On the production of anorexic plan diagrams

  • Authors:
  • Harish D;Pooja N. Darera;Jayant R. Haritsa

  • Affiliations:
  • Indian Institute of Science, Bangalore, India;Indian Institute of Science, Bangalore, India;Indian Institute of Science, Bangalore, India

  • Venue:
  • VLDB '07 Proceedings of the 33rd international conference on Very large data bases
  • Year:
  • 2007

Quantified Score

Hi-index 0.00

Visualization

Abstract

A "plan diagram" is a pictorial enumeration of the execution plan choices of a database query optimizer over the relational selectivity space. We have shown recently that, for industrial-strength database engines, these diagrams are often remarkably complex and dense, with a large number of plans covering the space. However, they can often be reduced to much simpler pictures, featuring significantly fewer plans, without materially affecting the query processing quality. Plan reduction has useful implications for the design and usage of query optimizers, including quantifying redundancy in the plan search space, enhancing useability of parametric query optimization, identifying error-resistant and least-expected-cost plans, and minimizing the overheads of multi-plan approaches. We investigate here the plan reduction issue from theoretical, statistical and empirical perspectives. Our analysis shows that optimal plan reduction, w.r.t. minimizing the number of plans, is an NP-hard problem in general, and remains so even for a storage-constrained variant.

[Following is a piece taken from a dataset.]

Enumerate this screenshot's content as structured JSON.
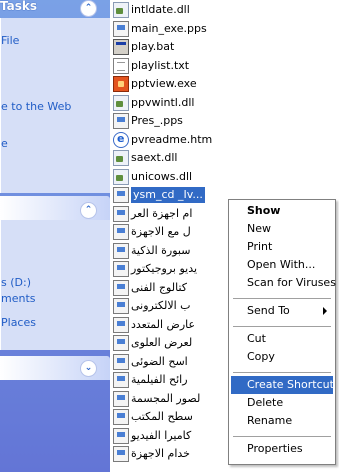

We then present a greedy reduction algorithm with tight and optimal performance guarantees, whose complexity scales linearly with the number of plans in the diagram for a given resolution. Next, we devise fast estimators for locating the best tradeoff between the reduction in plan cardinality and the impact on query processing quality. Finally, extensive experimentation with a suite of multi-dimensional TPCH-based query templates on industrial-strength optimizers demonstrates that complex plan diagrams easily reduce to "anorexic" (small absolute number of plans) levels incurring only marginal increases in the estimated query processing costs.